December 27th, 2010
03:25 PM GMT
The somewhat arbitrary dividing up of Africa between the European powers during the "Scramble for Africa" in the early part of the 20th century is still a sensitive issue for many on the continent. The sensitivities around the colonial divisions that created modern Africa are still manipulated for political gain in many African countries.
The issue of "land" and who is the "rightful owner" of African land has been a politically expedient tool in Zimbabwe in the past decade. Here in South Africa, the debate about the "redistribution" of land to black South Africans is a hot potato that is likely to become hotter in the years to come.
So then, why are the Tanzanians leasing tracts of arable farmland to the South Koreans?
I recently interviewed Aloyce Masanja, the head of the Rufiji River Basin Authority a public enterprise, in Tanzania which has recently signed an agreement with the South Korean government to "jointly develop" some of the land to the west of the Dar es Salaam.
This is not the first time foreign nations, lacking in wide-open spaces, have essentially farmed food in Africa and then exported it home. But I was keen to get an understanding of what was driving this relationship.
Mr Masanja is a dapper, enthusiastic advocate of "development" in the rural areas of Tanzania.

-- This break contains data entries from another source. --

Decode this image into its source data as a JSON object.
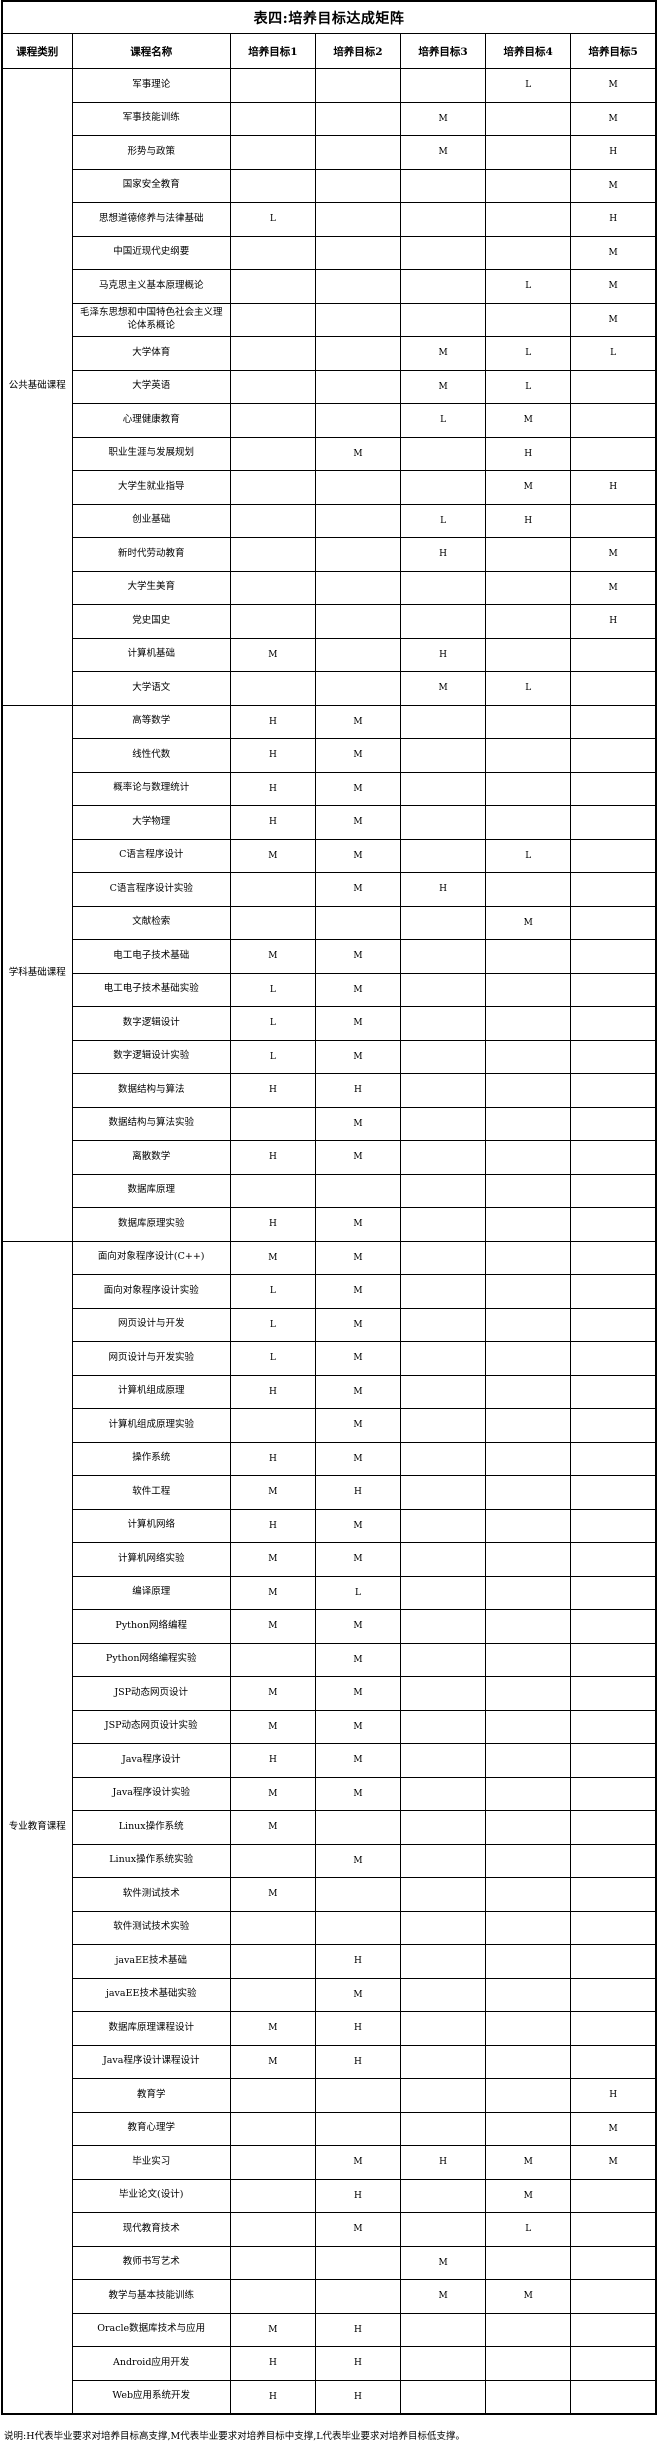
{
  "title": "表四:培养目标达成矩阵",
  "note": "说明:H代表毕业要求对培养目标高支撑,M代表毕业要求对培养目标中支撑,L代表毕业要求对培养目标低支撑。",
  "table": {
    "headers": [
      "课程类别",
      "课程名称",
      "培养目标1",
      "培养目标2",
      "培养目标3",
      "培养目标4",
      "培养目标5"
    ],
    "categories": [
      {
        "name": "公共基础课程",
        "courses": [
          {
            "name": "军事理论",
            "goals": [
              "",
              "",
              "",
              "L",
              "M"
            ]
          },
          {
            "name": "军事技能训练",
            "goals": [
              "",
              "",
              "M",
              "",
              "M"
            ]
          },
          {
            "name": "形势与政策",
            "goals": [
              "",
              "",
              "M",
              "",
              "H"
            ]
          },
          {
            "name": "国家安全教育",
            "goals": [
              "",
              "",
              "",
              "",
              "M"
            ]
          },
          {
            "name": "思想道德修养与法律基础",
            "goals": [
              "L",
              "",
              "",
              "",
              "H"
            ]
          },
          {
            "name": "中国近现代史纲要",
            "goals": [
              "",
              "",
              "",
              "",
              "M"
            ]
          },
          {
            "name": "马克思主义基本原理概论",
            "goals": [
              "",
              "",
              "",
              "L",
              "M"
            ]
          },
          {
            "name": "毛泽东思想和中国特色社会主义理论体系概论",
            "goals": [
              "",
              "",
              "",
              "",
              "M"
            ]
          },
          {
            "name": "大学体育",
            "goals": [
              "",
              "",
              "M",
              "L",
              "L"
            ]
          },
          {
            "name": "大学英语",
            "goals": [
              "",
              "",
              "M",
              "L",
              ""
            ]
          },
          {
            "name": "心理健康教育",
            "goals": [
              "",
              "",
              "L",
              "M",
              ""
            ]
          },
          {
            "name": "职业生涯与发展规划",
            "goals": [
              "",
              "M",
              "",
              "H",
              ""
            ]
          },
          {
            "name": "大学生就业指导",
            "goals": [
              "",
              "",
              "",
              "M",
              "H"
            ]
          },
          {
            "name": "创业基础",
            "goals": [
              "",
              "",
              "L",
              "H",
              ""
            ]
          },
          {
            "name": "新时代劳动教育",
            "goals": [
              "",
              "",
              "H",
              "",
              "M"
            ]
          },
          {
            "name": "大学生美育",
            "goals": [
              "",
              "",
              "",
              "",
              "M"
            ]
          },
          {
            "name": "党史国史",
            "goals": [
              "",
              "",
              "",
              "",
              "H"
            ]
          },
          {
            "name": "计算机基础",
            "goals": [
              "M",
              "",
              "H",
              "",
              ""
            ]
          },
          {
            "name": "大学语文",
            "goals": [
              "",
              "",
              "M",
              "L",
              ""
            ]
          }
        ]
      },
      {
        "name": "学科基础课程",
        "courses": [
          {
            "name": "高等数学",
            "goals": [
              "H",
              "M",
              "",
              "",
              ""
            ]
          },
          {
            "name": "线性代数",
            "goals": [
              "H",
              "M",
              "",
              "",
              ""
            ]
          },
          {
            "name": "概率论与数理统计",
            "goals": [
              "H",
              "M",
              "",
              "",
              ""
            ]
          },
          {
            "name": "大学物理",
            "goals": [
              "H",
              "M",
              "",
              "",
              ""
            ]
          },
          {
            "name": "C语言程序设计",
            "goals": [
              "M",
              "M",
              "",
              "L",
              ""
            ]
          },
          {
            "name": "C语言程序设计实验",
            "goals": [
              "",
              "M",
              "H",
              "",
              ""
            ]
          },
          {
            "name": "文献检索",
            "goals": [
              "",
              "",
              "",
              "M",
              ""
            ]
          },
          {
            "name": "电工电子技术基础",
            "goals": [
              "M",
              "M",
              "",
              "",
              ""
            ]
          },
          {
            "name": "电工电子技术基础实验",
            "goals": [
              "L",
              "M",
              "",
              "",
              ""
            ]
          },
          {
            "name": "数字逻辑设计",
            "goals": [
              "L",
              "M",
              "",
              "",
              ""
            ]
          },
          {
            "name": "数字逻辑设计实验",
            "goals": [
              "L",
              "M",
              "",
              "",
              ""
            ]
          },
          {
            "name": "数据结构与算法",
            "goals": [
              "H",
              "H",
              "",
              "",
              ""
            ]
          },
          {
            "name": "数据结构与算法实验",
            "goals": [
              "",
              "M",
              "",
              "",
              ""
            ]
          },
          {
            "name": "离散数学",
            "goals": [
              "H",
              "M",
              "",
              "",
              ""
            ]
          },
          {
            "name": "数据库原理",
            "goals": [
              "",
              "",
              "",
              "",
              ""
            ]
          },
          {
            "name": "数据库原理实验",
            "goals": [
              "H",
              "M",
              "",
              "",
              ""
            ]
          }
        ]
      },
      {
        "name": "专业教育课程",
        "courses": [
          {
            "name": "面向对象程序设计(C++)",
            "goals": [
              "M",
              "M",
              "",
              "",
              ""
            ]
          },
          {
            "name": "面向对象程序设计实验",
            "goals": [
              "L",
              "M",
              "",
              "",
              ""
            ]
          },
          {
            "name": "网页设计与开发",
            "goals": [
              "L",
              "M",
              "",
              "",
              ""
            ]
          },
          {
            "name": "网页设计与开发实验",
            "goals": [
              "L",
              "M",
              "",
              "",
              ""
            ]
          },
          {
            "name": "计算机组成原理",
            "goals": [
              "H",
              "M",
              "",
              "",
              ""
            ]
          },
          {
            "name": "计算机组成原理实验",
            "goals": [
              "",
              "M",
              "",
              "",
              ""
            ]
          },
          {
            "name": "操作系统",
            "goals": [
              "H",
              "M",
              "",
              "",
              ""
            ]
          },
          {
            "name": "软件工程",
            "goals": [
              "M",
              "H",
              "",
              "",
              ""
            ]
          },
          {
            "name": "计算机网络",
            "goals": [
              "H",
              "M",
              "",
              "",
              ""
            ]
          },
          {
            "name": "计算机网络实验",
            "goals": [
              "M",
              "M",
              "",
              "",
              ""
            ]
          },
          {
            "name": "编译原理",
            "goals": [
              "M",
              "L",
              "",
              "",
              ""
            ]
          },
          {
            "name": "Python网络编程",
            "goals": [
              "M",
              "M",
              "",
              "",
              ""
            ]
          },
          {
            "name": "Python网络编程实验",
            "goals": [
              "",
              "M",
              "",
              "",
              ""
            ]
          },
          {
            "name": "JSP动态网页设计",
            "goals": [
              "M",
              "M",
              "",
              "",
              ""
            ]
          },
          {
            "name": "JSP动态网页设计实验",
            "goals": [
              "M",
              "M",
              "",
              "",
              ""
            ]
          },
          {
            "name": "Java程序设计",
            "goals": [
              "H",
              "M",
              "",
              "",
              ""
            ]
          },
          {
            "name": "Java程序设计实验",
            "goals": [
              "M",
              "M",
              "",
              "",
              ""
            ]
          },
          {
            "name": "Linux操作系统",
            "goals": [
              "M",
              "",
              "",
              "",
              ""
            ]
          },
          {
            "name": "Linux操作系统实验",
            "goals": [
              "",
              "M",
              "",
              "",
              ""
            ]
          },
          {
            "name": "软件测试技术",
            "goals": [
              "M",
              "",
              "",
              "",
              ""
            ]
          },
          {
            "name": "软件测试技术实验",
            "goals": [
              "",
              "",
              "",
              "",
              ""
            ]
          },
          {
            "name": "javaEE技术基础",
            "goals": [
              "",
              "H",
              "",
              "",
              ""
            ]
          },
          {
            "name": "javaEE技术基础实验",
            "goals": [
              "",
              "M",
              "",
              "",
              ""
            ]
          },
          {
            "name": "数据库原理课程设计",
            "goals": [
              "M",
              "H",
              "",
              "",
              ""
            ]
          },
          {
            "name": "Java程序设计课程设计",
            "goals": [
              "M",
              "H",
              "",
              "",
              ""
            ]
          },
          {
            "name": "教育学",
            "goals": [
              "",
              "",
              "",
              "",
              "H"
            ]
          },
          {
            "name": "教育心理学",
            "goals": [
              "",
              "",
              "",
              "",
              "M"
            ]
          },
          {
            "name": "毕业实习",
            "goals": [
              "",
              "M",
              "H",
              "M",
              "M"
            ]
          },
          {
            "name": "毕业论文(设计)",
            "goals": [
              "",
              "H",
              "",
              "M",
              ""
            ]
          },
          {
            "name": "现代教育技术",
            "goals": [
              "",
              "M",
              "",
              "L",
              ""
            ]
          },
          {
            "name": "教师书写艺术",
            "goals": [
              "",
              "",
              "M",
              "",
              ""
            ]
          },
          {
            "name": "教学与基本技能训练",
            "goals": [
              "",
              "",
              "M",
              "M",
              ""
            ]
          },
          {
            "name": "Oracle数据库技术与应用",
            "goals": [
              "M",
              "H",
              "",
              "",
              ""
            ]
          },
          {
            "name": "Android应用开发",
            "goals": [
              "H",
              "H",
              "",
              "",
              ""
            ]
          },
          {
            "name": "Web应用系统开发",
            "goals": [
              "H",
              "H",
              "",
              "",
              ""
            ]
          }
        ]
      }
    ]
  }
}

He feels strongly that if peasant farmers are not producing enough on their farmlands then that land should not be left idle or underdeveloped.
That said, he was reluctant to admit that the South Koreans would be sending the rice from the Tanzanian rice paddies back home, but eventually he did concede that when there was an "excess" of food that the South Koreans would be allowed to export the food back to Asia.
Masanja was, though, at pains to stress that the South Koreans had been contracted to uplift and educate local farmers in the process of planting their own rice paddies in Africa.
So my question this week: What’s in it for the Koreans? What is in it for the Tanzanians? Is this new form of land development another form of colonial exploitation? Or are the Africans wiser this time around?